Conference abstracts

Session S07 - Finite Fields

July 29, 15:00 ~ 15:25

## Galois geometries and Random network coding

### Leo Storme

### Ghent University, Belgium - ls@cage.ugent.be

Presently, a new direction in coding theory, called Random network coding, receives a lot of attention.

In random network coding, information is transmitted through a network whose topology can vary. A classical example is a wireless network where users come and go.

R. Kotter and F. Kschischang proved in an inspiring article that a very good way of transmission is obtained in networks if subspace codes are used. Here, the codewords are $k$-dimensional vector subspaces of the $n$-dimensional vector space $V(n,q)$ over the finite field of order $q$.

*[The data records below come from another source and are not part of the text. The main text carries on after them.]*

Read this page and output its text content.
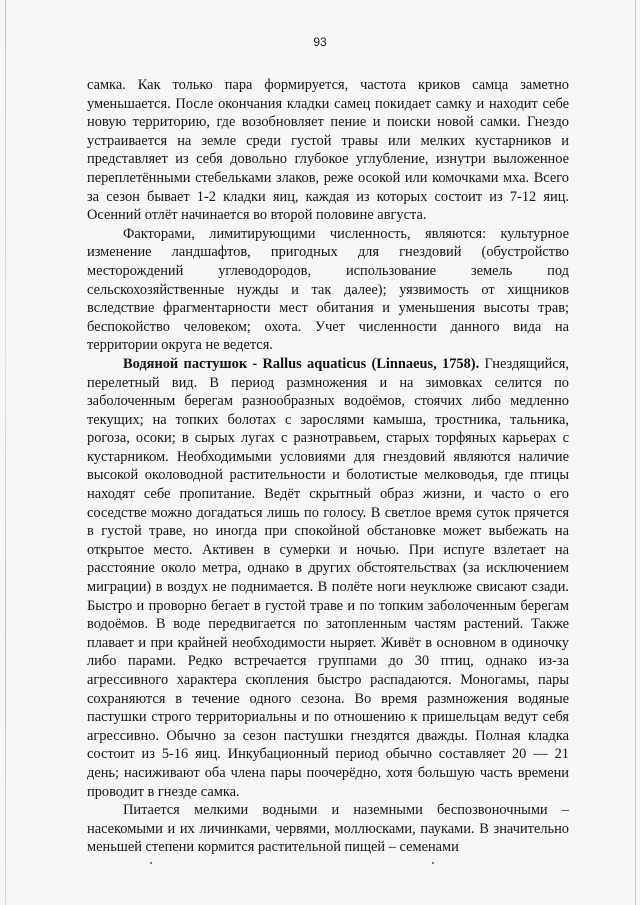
93

самка. Как только пара формируется, частота криков самца заметно уменьшается. После окончания кладки самец покидает самку и находит себе новую территорию, где возобновляет пение и поиски новой самки. Гнездо устраивается на земле среди густой травы или мелких кустарников и представляет из себя довольно глубокое углубление, изнутри выложенное переплетёнными стебельками злаков, реже осокой или комочками мха. Всего за сезон бывает 1-2 кладки яиц, каждая из которых состоит из 7-12 яиц. Осенний отлёт начинается во второй половине августа.

Факторами, лимитирующими численность, являются: культурное изменение ландшафтов, пригодных для гнездовий (обустройство месторождений углеводородов, использование земель под сельскохозяйственные нужды и так далее); уязвимость от хищников вследствие фрагментарности мест обитания и уменьшения высоты трав; беспокойство человеком; охота. Учет численности данного вида на территории округа не ведется.

Водяной пастушок - Rallus aquaticus (Linnaeus, 1758). Гнездящийся, перелетный вид. В период размножения и на зимовках селится по заболоченным берегам разнообразных водоёмов, стоячих либо медленно текущих; на топких болотах с зарослями камыша, тростника, тальника, рогоза, осоки; в сырых лугах с разнотравьем, старых торфяных карьерах с кустарником. Необходимыми условиями для гнездовий являются наличие высокой околоводной растительности и болотистые мелководья, где птицы находят себе пропитание. Ведёт скрытный образ жизни, и часто о его соседстве можно догадаться лишь по голосу. В светлое время суток прячется в густой траве, но иногда при спокойной обстановке может выбежать на открытое место. Активен в сумерки и ночью. При испуге взлетает на расстояние около метра, однако в других обстоятельствах (за исключением миграции) в воздух не поднимается. В полёте ноги неуклюже свисают сзади. Быстро и проворно бегает в густой траве и по топким заболоченным берегам водоёмов. В воде передвигается по затопленным частям растений. Также плавает и при крайней необходимости ныряет. Живёт в основном в одиночку либо парами. Редко встречается группами до 30 птиц, однако из-за агрессивного характера скопления быстро распадаются. Моногамы, пары сохраняются в течение одного сезона. Во время размножения водяные пастушки строго территориальны и по отношению к пришельцам ведут себя агрессивно. Обычно за сезон пастушки гнездятся дважды. Полная кладка состоит из 5-16 яиц. Инкубационный период обычно составляет 20 — 21 день; насиживают оба члена пары поочерёдно, хотя большую часть времени проводит в гнезде самка.

Питается мелкими водными и наземными беспозвоночными – насекомыми и их личинками, червями, моллюсками, пауками. В значительно меньшей степени кормится растительной пищей – семенами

To transmit a codeword, i.e. a $k$-dimensional vector space, through the network, it is sufficient to transmit a basis of this $k$-dimensional vector space. But a $k$-dimensional subspace has different bases. Kotter and Kschischang proved that the transmission can be optimalized if the nodes in the network transmit linear combinations of the incoming basis vectors of the $k$-dimensional subspace which represents the codeword.

These ideas led to many new interesting problems in coding theory and in Galois geometries. For instance, it leads to the study of sets $C$ of $k$-dimensional subspaces of $V(n,q)$, where two different $k$-dimensional subspaces of $C$ pairwise intersect in at most a $t$-dimensional subspace, for some specified parameter $t$.

Since the $k$-dimensional subspaces of $V(n,q)$ define $(k-1)$-dimensional projective subspaces of the projective space PG$(n-1,q)$, this problem can also be investigated in a projective setting. Hence, Galois geometries can contribute to random network coding.

In this talk, we present a number of geometrical results on random network coding, thereby showing how Galois geometries can contribute to this new area in coding theory.